Two features give Comparative Literature at UC Irvine its distinctive character. First, the department is committed to a conception of transnational comparatism in which the Euro-American zone is not accorded any privileged position while literatures and cultures of the Americas, Asia, Africa, and Latin America—the literatures of the colonized more generally—are accorded their rightful place. Second, the department trains its students in a range of theoretical perspectives that have been transforming scholarship over the past few decades. In fulfillment of these commitments, Ph.D. students in Comparative Literature can use any graduate course offered at the university to fulfill a departmental course requirement.This allows Ph.D. students to pursue research that values lines of inquiry over  pre-set national and genre categories.

Comparative Literature emerged as a separate department at UC Irvine in 2003 at a moment when the largely European orientations of the discipline were already under great stress, as was the idea of 'national' literature as such. Comparative Literature at UC Irvine was formed to explore how the discipline could join its strengths in critical theory to such forces as third world literature and gender and sexuality studies. These movements had developed not as pleas for inclusion in the existing canons but as assertion that most of twentieth-century literature, including many of its milestones, was produced outside the Euro-American zones as oppositional discourse that required re-imagining of the constituted disciplines. Comparative Literature at UCI was constructed to open the meanings of comparative literature as a field. In years since, the program has sought in turn to question the limits of the postcolonial paradigm through research in black studies, Native American studies, LGBQT studies, feminist studies, and various minority formations--for example, racial, ethnic, gendered, sexed, religious--within national and transnational spaces. 

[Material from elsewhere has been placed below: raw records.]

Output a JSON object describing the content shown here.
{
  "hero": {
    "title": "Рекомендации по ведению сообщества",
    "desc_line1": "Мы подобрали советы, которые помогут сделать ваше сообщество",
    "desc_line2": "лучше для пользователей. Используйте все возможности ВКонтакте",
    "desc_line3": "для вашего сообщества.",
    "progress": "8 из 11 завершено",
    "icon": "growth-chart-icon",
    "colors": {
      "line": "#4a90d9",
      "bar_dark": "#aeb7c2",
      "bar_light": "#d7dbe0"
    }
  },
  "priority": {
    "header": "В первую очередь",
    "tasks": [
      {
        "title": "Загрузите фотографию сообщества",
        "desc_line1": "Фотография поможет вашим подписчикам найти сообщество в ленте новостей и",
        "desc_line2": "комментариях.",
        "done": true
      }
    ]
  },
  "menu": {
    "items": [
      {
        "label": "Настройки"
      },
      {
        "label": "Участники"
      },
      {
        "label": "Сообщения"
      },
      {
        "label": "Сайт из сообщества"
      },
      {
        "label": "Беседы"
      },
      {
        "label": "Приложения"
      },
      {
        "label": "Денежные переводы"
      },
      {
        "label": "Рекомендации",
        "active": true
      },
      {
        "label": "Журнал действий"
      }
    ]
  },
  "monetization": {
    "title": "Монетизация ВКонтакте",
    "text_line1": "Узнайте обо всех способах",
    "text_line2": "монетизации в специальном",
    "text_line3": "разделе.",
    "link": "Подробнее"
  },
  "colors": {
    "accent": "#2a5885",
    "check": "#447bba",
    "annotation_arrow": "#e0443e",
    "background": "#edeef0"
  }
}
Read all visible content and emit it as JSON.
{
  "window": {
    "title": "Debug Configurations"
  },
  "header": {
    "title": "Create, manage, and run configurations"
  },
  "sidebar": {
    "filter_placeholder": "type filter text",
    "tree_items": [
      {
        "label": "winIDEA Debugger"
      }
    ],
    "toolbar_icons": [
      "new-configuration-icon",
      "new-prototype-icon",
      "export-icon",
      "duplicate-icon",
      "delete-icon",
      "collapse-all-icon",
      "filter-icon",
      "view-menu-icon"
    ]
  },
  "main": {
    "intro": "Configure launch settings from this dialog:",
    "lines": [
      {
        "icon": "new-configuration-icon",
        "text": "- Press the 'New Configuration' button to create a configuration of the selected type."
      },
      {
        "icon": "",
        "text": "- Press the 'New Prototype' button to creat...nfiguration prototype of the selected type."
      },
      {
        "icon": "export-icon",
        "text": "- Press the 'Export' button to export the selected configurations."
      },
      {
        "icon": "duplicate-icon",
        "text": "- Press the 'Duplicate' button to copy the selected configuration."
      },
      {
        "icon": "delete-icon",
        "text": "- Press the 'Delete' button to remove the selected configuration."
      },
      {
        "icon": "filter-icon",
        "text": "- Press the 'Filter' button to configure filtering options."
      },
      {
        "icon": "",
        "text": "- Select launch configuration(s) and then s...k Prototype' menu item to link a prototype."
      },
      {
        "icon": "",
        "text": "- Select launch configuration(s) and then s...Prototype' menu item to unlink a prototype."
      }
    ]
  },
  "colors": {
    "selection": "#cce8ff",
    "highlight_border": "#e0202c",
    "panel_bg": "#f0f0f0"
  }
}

Literary texts are viewed as one among many contexts of cultural production, such as environmental practices, rural and urban space construction, critical theory, and film images and visual representation. The Department offers courses in non-Western cinema and encourages use of film and media materials in other courses to lend depth and breadth to analysis of social and political dynamics. The many theoretical accents that have emerged out of the debates above involve reciprocal and mutually transformative relations with other components of critical theory, informed by such well-established modes of thought as Marxism and psychoanalysis. Intensive, sustained work in critical theory is as important a part of the graduate program in the department as the study of literatures and literary pedagogies.

Rather than demanding that Ph.D. students compare two national literatures, then, thus reifying both "nation" and "literature," Ph.D. students may explore the internal differences of a cultural and political phenomenon or a problem transverse to various categories. Graduate students have stakes in the governance of the program and can and do construct courses, conferences, and research groups. The seemingly less instrumental architecture of the degree is, finally, less narrowly "professional" but no less pragmatic than the two-national-literatures approach. While it's important not to minimize the unacceptable conditions of the academic job market, many Ph.D.'s from Comparative Literature have found tenure-track positions at Research 1 institutions while pursuing projects that are both idiosyncratic and politically satisfying.